Transcript levels of interested genes were examined by real-time reverse transcription-polymerase chain reaction (RT-PCR) as described previously (Tokar et al. 2010b). Briefly, total RNA was isolated using TRIzol reagent (Invitrogen, Carlsbad, CA), purified with RNeasy mini kit columns (Qiagen, Valencia, CA), and reverse transcribed using MuLV reverse transcriptase (Applied Biosystems, Foster City, CA) and oligo-dT primers. Primers of target genes were designed with Primer-BLAST online and obtained from Sigma (St. Louis, MO). The ABsolute SYBR Green ROX Mix (ABgene, Rockford, IL) was used for cDNA amplifications. Data were analyzed using the delta-delta cycle time (Ct) method in which Ct of target gene was first normalized to that of the average of the house keeping geens [β-actin, Glyceraldehyde 3-phosphate dehydrogenase (GAPHD) and ribosomal protein S (RPS 18)], then to time-point matched controls. Primer sequences are listed in supplemental material.

Western blot

Cells were lysed in M-PER Protein Extraction Reagent (Pierce, Rockford, IL), containing 0.1 mM phenylmethyl sul-fonyl fluoride (Sigma-Aldrich, St. Louis, MO) and 1% Protease/Phosphatase Inhibitor Cocktail (Thermo Scientific, Rockford, IL). 8 μg of total protein was resolved on a 4%-12% Bis-Tris gel with MOPS Running Buffer (Invitrogen, Grand Island, NY) and transferred to polyvinylidene fluoride membranes. The membranes were then probed with appropriate primary antibodies overnight at 4 °C and secondary antibodies for 1 hr at room temperature. Protein bands were detected with the SuperSignal West Pico Chemiluminescent Substrate (Thermo Scientific, Rockford, IL).

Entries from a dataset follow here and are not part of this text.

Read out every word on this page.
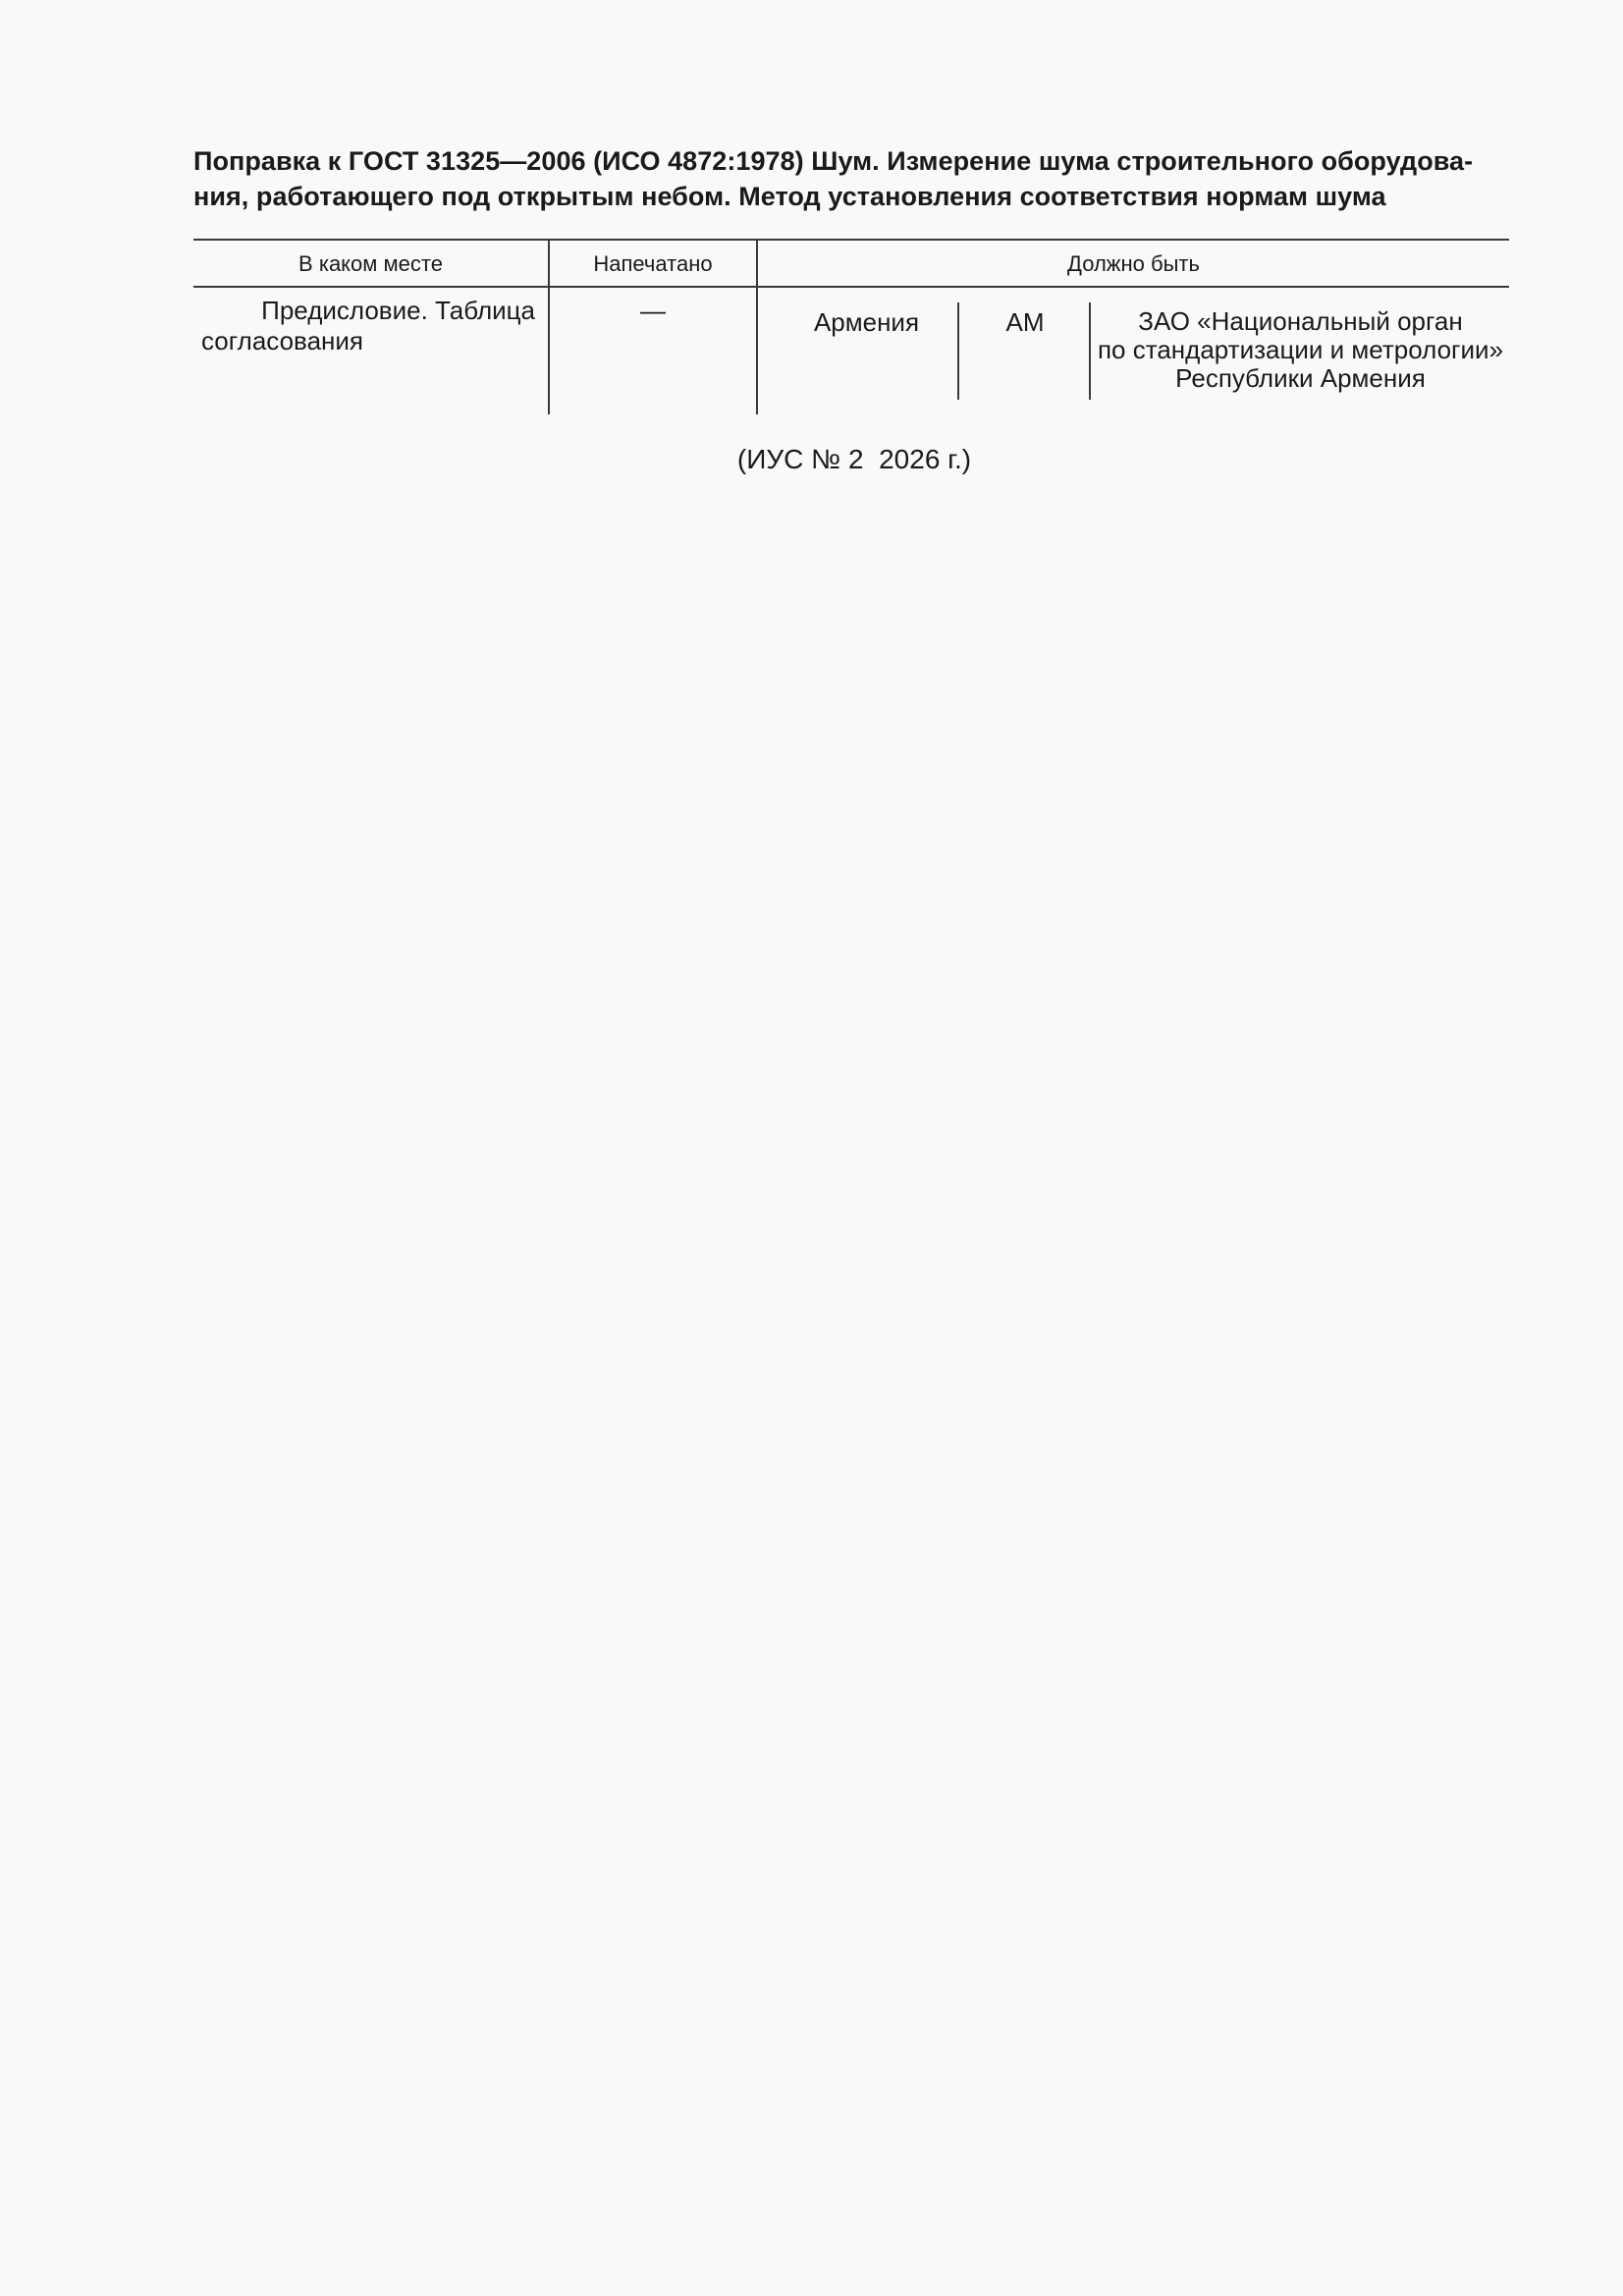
Поправка к ГОСТ 31325—2006 (ИСО 4872:1978) Шум. Измерение шума строительного оборудова-
ния, работающего под открытым небом. Метод установления соответствия нормам шума
В каком месте	Напечатано	Должно быть
Предисловие. Таблица
согласования
—	Армения	AM	ЗАО «Национальный орган
по стандартизации и метрологии»
Республики Армения
(ИУС № 2  2026 г.)
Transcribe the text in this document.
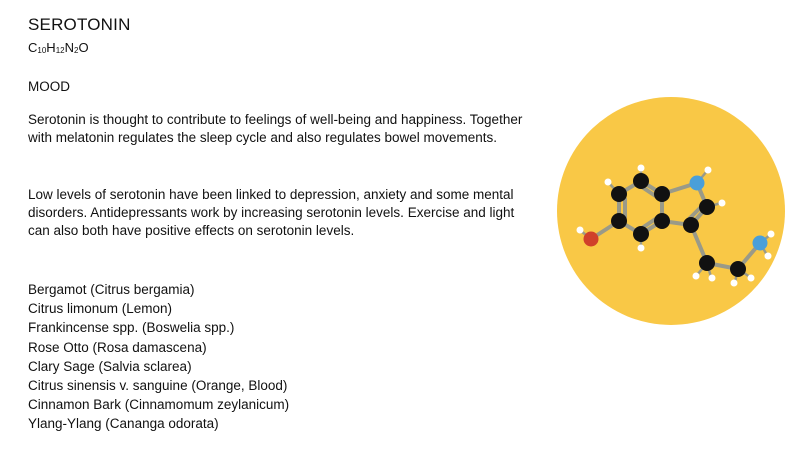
SEROTONIN
$C_{10}H_{12}N_2O$
MOOD

Serotonin is thought to contribute to feelings of well-being and happiness. Together with melatonin regulates the sleep cycle and also regulates bowel movements.

Low levels of serotonin have been linked to depression, anxiety and some mental disorders. Antidepressants work by increasing serotonin levels. Exercise and light can also both have positive effects on serotonin levels.

Bergamot (Citrus bergamia)
Citrus limonum (Lemon)
Frankincense spp. (Boswelia spp.)
Rose Otto (Rosa damascena)
Clary Sage (Salvia sclarea)
Citrus sinensis v. sanguine (Orange, Blood)
Cinnamon Bark (Cinnamomum zeylanicum)
Ylang-Ylang (Cananga odorata)
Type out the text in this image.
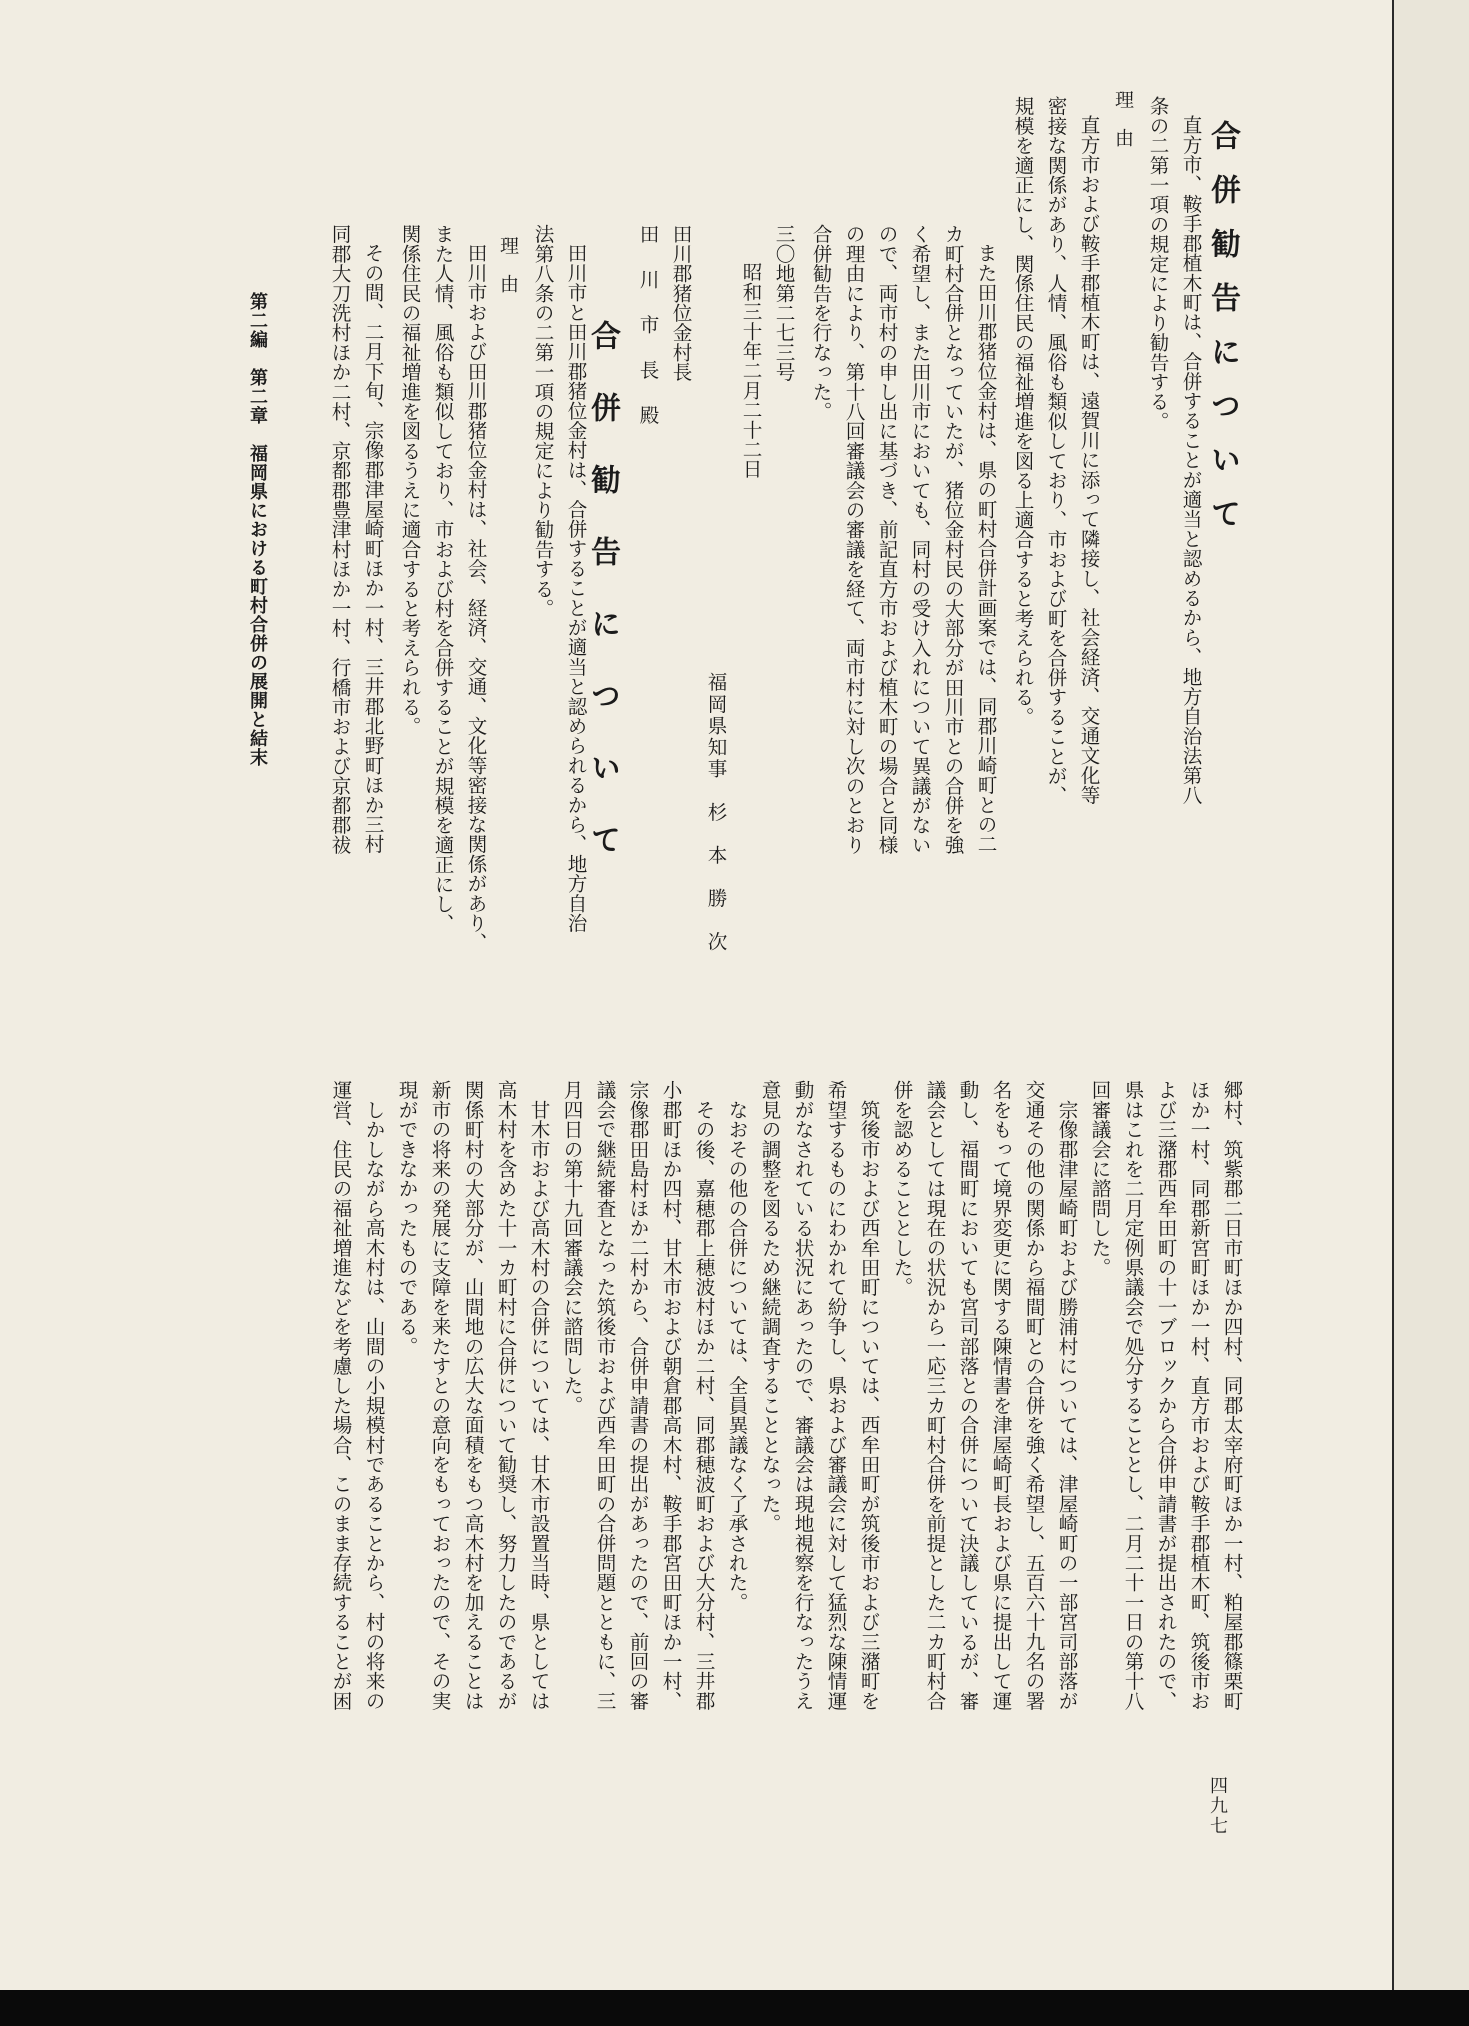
合併勧告について
直方市、鞍手郡植木町は、合併することが適当と認めるから、地方自治法第八
条の二第一項の規定により勧告する。
理　由
直方市および鞍手郡植木町は、遠賀川に添って隣接し、社会経済、交通文化等
密接な関係があり、人情、風俗も類似しており、市および町を合併することが、
規模を適正にし、関係住民の福祉増進を図る上適合すると考えられる。
また田川郡猪位金村は、県の町村合併計画案では、同郡川崎町との二
カ町村合併となっていたが、猪位金村民の大部分が田川市との合併を強
く希望し、また田川市においても、同村の受け入れについて異議がない
ので、両市村の申し出に基づき、前記直方市および植木町の場合と同様
の理由により、第十八回審議会の審議を経て、両市村に対し次のとおり
合併勧告を行なった。
三〇地第二七三号
昭和三十年二月二十二日
福岡県知事　杉　本　勝　次
田川郡猪位金村長
田　川　市　長　殿
合　併　勧　告　に　つ　い　て
田川市と田川郡猪位金村は、合併することが適当と認められるから、地方自治
法第八条の二第一項の規定により勧告する。
理　由
田川市および田川郡猪位金村は、社会、経済、交通、文化等密接な関係があり、
また人情、風俗も類似しており、市および村を合併することが規模を適正にし、
関係住民の福祉増進を図るうえに適合すると考えられる。
その間、二月下旬、宗像郡津屋崎町ほか一村、三井郡北野町ほか三村
同郡大刀洗村ほか二村、京都郡豊津村ほか一村、行橋市および京都郡祓
第二編　第二章　福岡県における町村合併の展開と結末
郷村、筑紫郡二日市町ほか四村、同郡太宰府町ほか一村、粕屋郡篠栗町
ほか一村、同郡新宮町ほか一村、直方市および鞍手郡植木町、筑後市お
よび三潴郡西牟田町の十一ブロックから合併申請書が提出されたので、
県はこれを二月定例県議会で処分することとし、二月二十一日の第十八
回審議会に諮問した。
　宗像郡津屋崎町および勝浦村については、津屋崎町の一部宮司部落が
交通その他の関係から福間町との合併を強く希望し、五百六十九名の署
名をもって境界変更に関する陳情書を津屋崎町長および県に提出して運
動し、福間町においても宮司部落との合併について決議しているが、審
議会としては現在の状況から一応三カ町村合併を前提とした二カ町村合
併を認めることとした。
　筑後市および西牟田町については、西牟田町が筑後市および三潴町を
希望するものにわかれて紛争し、県および審議会に対して猛烈な陳情運
動がなされている状況にあったので、審議会は現地視察を行なったうえ
意見の調整を図るため継続調査することとなった。
　なおその他の合併については、全員異議なく了承された。
　その後、嘉穂郡上穂波村ほか二村、同郡穂波町および大分村、三井郡
小郡町ほか四村、甘木市および朝倉郡高木村、鞍手郡宮田町ほか一村、
宗像郡田島村ほか二村から、合併申請書の提出があったので、前回の審
議会で継続審査となった筑後市および西牟田町の合併問題とともに、三
月四日の第十九回審議会に諮問した。
　甘木市および高木村の合併については、甘木市設置当時、県としては
高木村を含めた十一カ町村に合併について勧奨し、努力したのであるが
関係町村の大部分が、山間地の広大な面積をもつ高木村を加えることは
新市の将来の発展に支障を来たすとの意向をもっておったので、その実
現ができなかったものである。
　しかしながら高木村は、山間の小規模村であることから、村の将来の
運営、住民の福祉増進などを考慮した場合、このまま存続することが困
四九七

17β-estradiol determination

Cells were seeded in 6-well plates at a density of 5×105 per well, cultured in phenol red-free MEGM medium (Lonza, Walkersville, MD). After 48 hrs, the medium and cells were collected and stored at −80 °C before further analysis. The level of 17β-estradiol, a major form of mammalian estrogen, was determined with 17β-estradiol ELISA Kit (Enzo Life Sciences, Farmingdale, NY) according to the manufacturer’s instructions. The sensitivity of this assay was 28.5 pg/ml (linear range 29.3-30,000 pg/ml). The absorbance values were measured at a wavelength of 405 nm with correction at 595 nm using an microplate reader (Bio-Rad, iMark) .

Immunoflourescence

Immunoflourescence was conducted as described (Xu et al. 2012). Briefly, cells were fixed with acetone and methanol (1: 1, V:V), then blocked with normal horse serum, incubated with primary antibodies overnight at 4°C and secondary antibodies for 1 hr at room temperature, and finally stained with 4′, 6′-diamidino-2-phenylindole dihydrochloride (DAPI) (Invitrogen, Eugene, OR). Cell images were captured with an automated Olympus inverted fluorescence microscope and were processed by CellSens software (Olympus Corporation, Center Valley, PA).

Statistical analysis

All data are presented as mean ± standard error (SE). For single comparison between arsenic-treated cells with controls, A Student’s t-test was used. For multiple comparison in aromatase inhibiting experiment, Tukey’s post-hoc test after analysis of variance (ANOVA) test was applied. A p < 0.05 was considered significant in all cases.

Results

Acquisition of a cancer cell phenotype after chronic arsenic exposure

Colony-forming ability is a characteristic of cancer cells. After 24 weeks of arsenic exposure, the colonies formed by arsenic-exposed breast epithelia were approximately double that to control (Figure 1A). Invasiveness of arsenicexposed cells also doubled compared to control (Figure 1B). MMPs are able to degrade extracellular matrix proteins and assist local cancer cell invasion and distant metastases. After chronic arsenic exposure for 24 weeks, cells showed robust increases of both secreted MMP-9 (400%) and MMP-2 activity (290%) (Figure 1C). We have previously seen that cells chronically treated with carcinogenic metals with elevated levels of secreted MMP in this range (i.e. 2.5-4.0 fold) consistently produce xenograft tumors in immunodeficient mice (Achanzar et al. 2002; Tokar et al. 2010b), including the cells used in the present study (MCF-10A; Benbrahim-Tallaa et al., 2009). The proliferation rate over one week in arsenic-exposed breast epithelia (120 ± 3%) was significantly higher than control (100 ± 2%) at week 24. In addition, expression of the tumor suppressor genes, p53 and PTEN, were suppressed by arsenic exposure, particularly by 24 weeks (Figure 2). The above data indicate that after 24 weeks of chronic arsenic exposure, the human breast epithelia had developed to a cancer cell phenotype. Thus, these cells are henceforth called chronic arsenic-exposed breast epithelial (CABE) cells.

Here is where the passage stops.